Il cambio di obiettivi dei manifestanti era già stato oggetto di discussioni e dibattiti, ma è diventato evidente con gli sviluppi dell’ultima settimana.
Martedì il capo dell’esercito algerino, Gaid Salah, ha chiesto la destituzione di Bouteflika. Durante un discorso di fronte ad altri militari, Salah ha invocato l’applicazione dell’articolo 102 della Costituzione algerina, quello che prevede che un presidente sia rimosso dal suo incarico in caso di «impedimento fisico all’esercizio delle proprie funzioni». La richiesta di Salah non ha avuto dirette implicazioni legali – non è compito dell’esercito né invocare l’articolo 102 né verificare l’impedimento fisico del presidente – ma è stata descritta come una mossa politicamente rilevante.
Alcuni commentatori hanno definito la mossa di Salah come un colpo di stato contro Bouteflika. Fino a quel momento, infatti, l’esercito era stato dalla parte del presidente, nonostante le proteste, e Salah era considerato come uno dei membri del circolo ristretto di persone che per anni aveva di fatto governato l’Algeria al posto di Bouteflika.
In realtà quello di Salah è stato un tentativo disperato di salvare il regime algerino, sacrificando Bouteflika, che però i manifestanti non hanno accettato. Negli ultimi giorni l’opposizione ha rifiutato di appoggiare l’iniziativa dell’esercito, che avrebbe potuto riportare la situazione alla normalità senza però alcun cambio reale rispetto al passato.

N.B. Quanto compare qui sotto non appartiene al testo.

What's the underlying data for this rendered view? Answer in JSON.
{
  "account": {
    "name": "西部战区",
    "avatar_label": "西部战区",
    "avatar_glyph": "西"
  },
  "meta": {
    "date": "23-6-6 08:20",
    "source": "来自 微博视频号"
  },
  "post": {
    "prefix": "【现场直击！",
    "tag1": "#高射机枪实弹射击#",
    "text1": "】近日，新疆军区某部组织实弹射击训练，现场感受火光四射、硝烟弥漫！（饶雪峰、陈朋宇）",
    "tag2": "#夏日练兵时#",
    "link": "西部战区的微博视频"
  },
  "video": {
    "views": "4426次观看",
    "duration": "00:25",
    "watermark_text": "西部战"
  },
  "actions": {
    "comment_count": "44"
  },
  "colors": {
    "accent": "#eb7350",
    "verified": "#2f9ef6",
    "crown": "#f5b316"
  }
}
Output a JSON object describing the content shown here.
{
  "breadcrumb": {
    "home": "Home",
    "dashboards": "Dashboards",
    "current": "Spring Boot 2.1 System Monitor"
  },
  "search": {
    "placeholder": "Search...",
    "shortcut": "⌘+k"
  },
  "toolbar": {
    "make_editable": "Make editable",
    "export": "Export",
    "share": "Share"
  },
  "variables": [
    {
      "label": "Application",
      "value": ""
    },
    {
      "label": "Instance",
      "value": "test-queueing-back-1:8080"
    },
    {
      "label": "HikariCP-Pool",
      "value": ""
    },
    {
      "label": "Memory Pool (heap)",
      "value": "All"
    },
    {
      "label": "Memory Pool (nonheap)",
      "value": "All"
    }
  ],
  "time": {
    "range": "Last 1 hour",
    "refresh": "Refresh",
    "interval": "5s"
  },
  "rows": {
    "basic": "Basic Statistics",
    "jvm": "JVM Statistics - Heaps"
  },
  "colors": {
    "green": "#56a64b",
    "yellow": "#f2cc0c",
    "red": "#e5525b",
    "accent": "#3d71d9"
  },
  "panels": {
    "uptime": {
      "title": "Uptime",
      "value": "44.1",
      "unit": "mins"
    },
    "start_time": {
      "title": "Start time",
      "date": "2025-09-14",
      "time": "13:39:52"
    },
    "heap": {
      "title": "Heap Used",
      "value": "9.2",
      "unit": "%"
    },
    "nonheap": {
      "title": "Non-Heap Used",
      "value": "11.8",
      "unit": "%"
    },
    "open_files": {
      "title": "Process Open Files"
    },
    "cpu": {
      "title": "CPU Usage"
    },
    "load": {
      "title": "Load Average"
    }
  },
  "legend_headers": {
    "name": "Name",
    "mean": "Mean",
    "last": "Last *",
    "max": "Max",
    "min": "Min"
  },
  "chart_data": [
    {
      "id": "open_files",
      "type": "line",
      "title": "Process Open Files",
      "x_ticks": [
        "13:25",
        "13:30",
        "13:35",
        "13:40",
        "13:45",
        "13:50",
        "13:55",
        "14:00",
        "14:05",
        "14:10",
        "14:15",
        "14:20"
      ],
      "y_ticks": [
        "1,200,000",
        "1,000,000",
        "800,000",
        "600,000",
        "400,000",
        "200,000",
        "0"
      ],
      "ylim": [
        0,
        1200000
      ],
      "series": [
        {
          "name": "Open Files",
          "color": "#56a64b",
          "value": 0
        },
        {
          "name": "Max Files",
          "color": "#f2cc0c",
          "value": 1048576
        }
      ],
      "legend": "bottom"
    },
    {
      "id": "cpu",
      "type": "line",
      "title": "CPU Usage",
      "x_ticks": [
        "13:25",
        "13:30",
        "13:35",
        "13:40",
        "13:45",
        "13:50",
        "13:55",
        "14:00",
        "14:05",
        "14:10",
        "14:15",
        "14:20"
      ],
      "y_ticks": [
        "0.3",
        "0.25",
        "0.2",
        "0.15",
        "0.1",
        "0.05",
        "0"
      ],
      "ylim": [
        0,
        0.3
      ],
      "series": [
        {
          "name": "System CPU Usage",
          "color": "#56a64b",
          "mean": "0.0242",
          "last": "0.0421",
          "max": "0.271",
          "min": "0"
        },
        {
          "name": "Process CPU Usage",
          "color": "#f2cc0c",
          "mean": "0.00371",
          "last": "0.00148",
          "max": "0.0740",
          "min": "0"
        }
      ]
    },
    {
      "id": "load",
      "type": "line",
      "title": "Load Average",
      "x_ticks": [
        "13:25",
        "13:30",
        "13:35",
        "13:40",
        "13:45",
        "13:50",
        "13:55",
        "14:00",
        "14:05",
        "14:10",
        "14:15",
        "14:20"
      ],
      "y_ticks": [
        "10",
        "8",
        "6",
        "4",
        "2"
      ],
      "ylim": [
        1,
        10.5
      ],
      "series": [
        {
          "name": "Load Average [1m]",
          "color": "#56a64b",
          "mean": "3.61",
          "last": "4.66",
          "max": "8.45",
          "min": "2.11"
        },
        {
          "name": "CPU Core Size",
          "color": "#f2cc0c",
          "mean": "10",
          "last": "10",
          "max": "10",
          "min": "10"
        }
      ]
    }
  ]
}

Come ha detto a Rai News 24 Francesco Strazzari, docente di Relazioni internazionali alla Scuola superiore Sant’Anna di Pisa, le proteste e gli avvenimenti di piazza hanno superato da un pezzo le concessioni che il regime è disposto a fare per fermare le manifestazioni: in altre parole, le dimissioni di Bouteflika non bastano più.
Intanto, ha scritto Reuters, la presidenza di Bouteflika sembra essere arrivata agli sgoccioli. La proposta di Salah è stata appoggiata da diversi ex sostenitori del presidente, tra cui molti membri del Fronte di liberazione nazionale (FLN, il partito di Bouteflika), e dal principale sindacato del paese, l’Union Générale des Travailleurs Algériens (UGTA). Anche uno dei suoi ultimi alleati, l’importante uomo d’affari Ali Haddad, ha scaricato Bouteflika: negli ultimi anni Haddad era stato incaricato dal governo di realizzare grandi lavori pubblici e aveva investito nel settore dei media, oltre ad avere finanziato diverse campagne elettorali del presidente.
Per il momento, comunque, Bouteflika è rimasto al suo posto. Qualsiasi decisione sul suo futuro basata sull’articolo 102 della Costituzione dovrà essere ratificata da una maggioranza di 2/3 in entrambe le camere del Parlamento algerino; solo dopo, e in caso di esito positivo, l’incarico di presidente verrà assunto ad interim dal presidente del Senato, Abdelkader Bensalah, per 45 giorni.